Collecting and publishing mystery short stories in anthologies to benefit a charity is pretty common these days, with well over a dozen (of those I'm aware of) appearing just in 2013. I think it's a terrific idea, but when I searched back through the years, I didn't find that many such anthologies available. The recent boom is no doubt due to the rise of ebooks, since prior to the new digital era, print short story anthologies were considered a hard sell.
One of the earliest I could find was The Plot Thickens, which was edited by Mary Higgins Clark back in 1997 to benefit the adult literacy organization Literacy Partners. Contributing authors include Lawrence Block, Edna Buchanan, Carol Higgins Clark, Mary Higgins Clark, Lauren and Nelson DeMille, Janet Evanovich, Linda Fairstein, Nancy Pickard, Ann Rule, Donald E. Westlake, and Walter Mosley. Each story had to include a tale that features a thick fog, a thick book, and a thick steak, although everything else was fair game.

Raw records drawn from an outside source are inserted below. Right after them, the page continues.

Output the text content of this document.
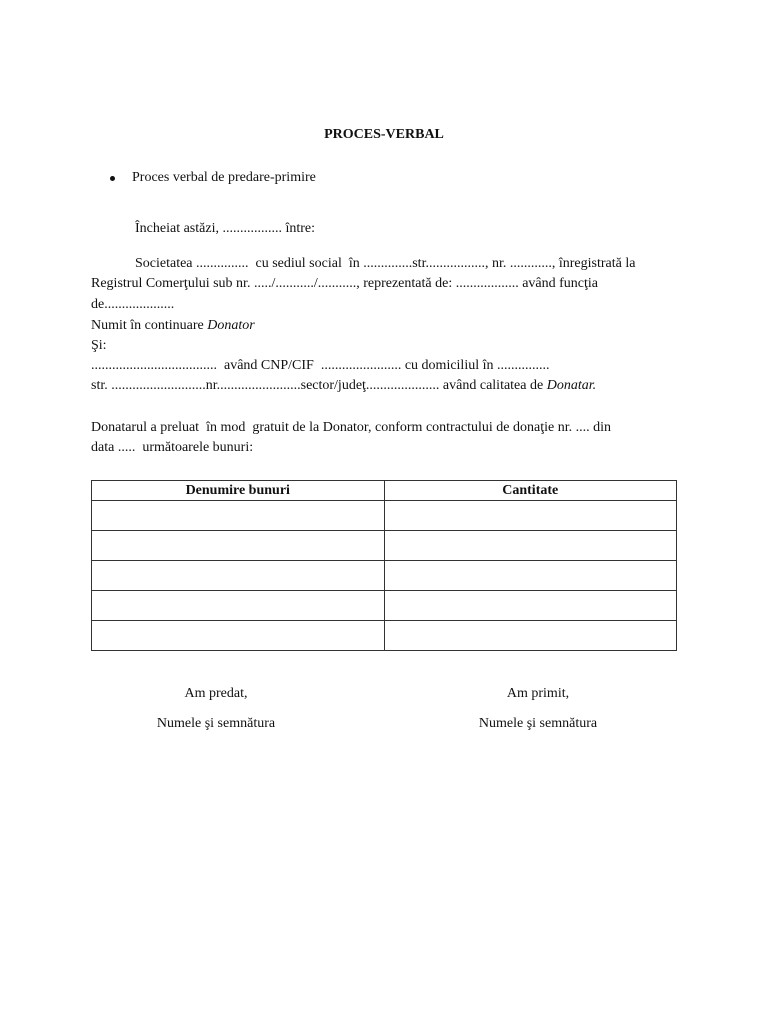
PROCES-VERBAL
Proces verbal de predare-primire
Încheiat astăzi, ................. între:
Societatea ...............  cu sediul social  în ..............str................., nr. ............, înregistrată la
Registrul Comerţului sub nr. ...../.........../..........., reprezentată de: .................. având funcţia
de....................
Numit în continuare Donator
Şi:
....................................  având CNP/CIF  ....................... cu domiciliul în ...............
str. ...........................nr........................sector/judeţ..................... având calitatea de Donatar.
Donatarul a preluat  în mod  gratuit de la Donator, conform contractului de donaţie nr. .... din
data .....  următoarele bunuri:
Denumire bunuri	Cantitate

Am predat,
Numele şi semnătura
Am primit,
Numele şi semnătura
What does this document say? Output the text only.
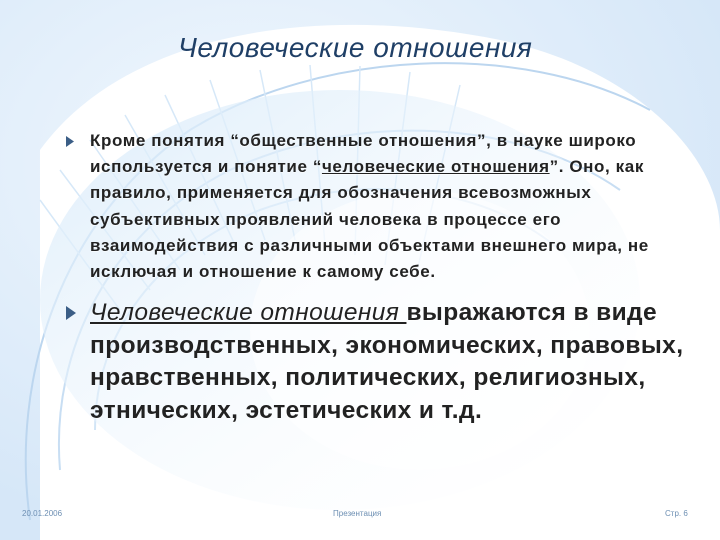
Человеческие отношения
Кроме понятия “общественные отношения”, в науке широко используется и понятие “человеческие отношения”. Оно, как правило, применяется для обозначения всевозможных субъективных проявлений человека в процессе его взаимодействия с различными объектами внешнего мира, не исключая и отношение к самому себе.
Человеческие отношения выражаются в виде производственных, экономических, правовых, нравственных, политических, религиозных, этнических, эстетических и т.д.
20.01.2006	Презентация	Стр. 6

- "How Far it Could Go" by Lawrence Block is a conservational story set in a restaurant where a woman is interviewing a man she want to hire to intimidate her ex-boyfriend who says she owes him money;
- "Foolproof" by Edna Buchanan centers on the autopsy of an Egyptian mummy that reveals the supposedly thousand-year-old corpse was a murder victim with the same fingerprints as an infamous gang member;
- "Too Many Cooks" by Carol Higgins Clark is about an aspiring young actress in a steak sauce commercial where a series of puzzling accidents start happening on the set around her;
- "The Man Next Door" by Mary Higgins Clark finds a young woman kidnapped by her creepy neighbor, who happens to be a serial killer, via a shared basement;
- In "Revenge and Rebellion" by Nelson & Lauren DeMille, a woman entrusts her prized autobiograhical manuscript to an old college friend-turned literary agent, but doesn't take his criticism too well;
- "The Last Peep" by Janet Evanovich is a story featuring the author's iconic bounty hunter, Stephanie Plum, who's on the trail of a peeping tom exhibitionist, only to have her discover the man's dead, naked body—which promptly disappears;
- "Going Under" by Linda Fairstein focuses on an ambitious young policewoman who goes undercover as a dental patient to catch a molesting dentist;
- In "Thick-Headed" by Walter Mosley, the author once again manages to pack a complicated mix of colorful characters like gangsters, pimps, prostitutes, and two friends in trouble into a tight tale;
- "Love's Cottage" by Nancy Pickard is a fictionalized timeline of events surrounding the fatal fire and murders at Frank Lloyd Wright's Taliesin studios in Wisconsin;
- "The Road Trip" by Ann Rule follows a new divorcée on a road trip hoping to get away from her jealous ex-husband for awhile, only to find herself face to face with an infamous serial killer;
- "Take it Away" by Donald E. Westlake is an example of the author's trademark humor and charm, in which a hapless FBI agent on a stakeout is sent to get food for the team from the local Burger Whopper and strikes up a conversation with the man next to him in line, which takes a strange turn.
Both "The Man Next Door" by Mary Higgins Clark and "Take it Away" by Donald E. Westlake were chosen to be the Best American Mystery Stories 1998, edited by Sue Grafton.
This was so ubiquitous at the used bookstore where I worked, that I never paid much attention to it. I had no idea about the "thick fog, thick book, thick steak" thing, which makes it sound pretty nifty.
Posted by: Kelly Robinson | August 16, 2013 at 12:33 PM
Hi, Kelly! I like the idea of anthologies benefiting literacy organizations, which seems a natural tie-in. And yes, I don't think I've seen another with a similar "thick fog, steak, book" device. It's a fun premise for a jumping off point.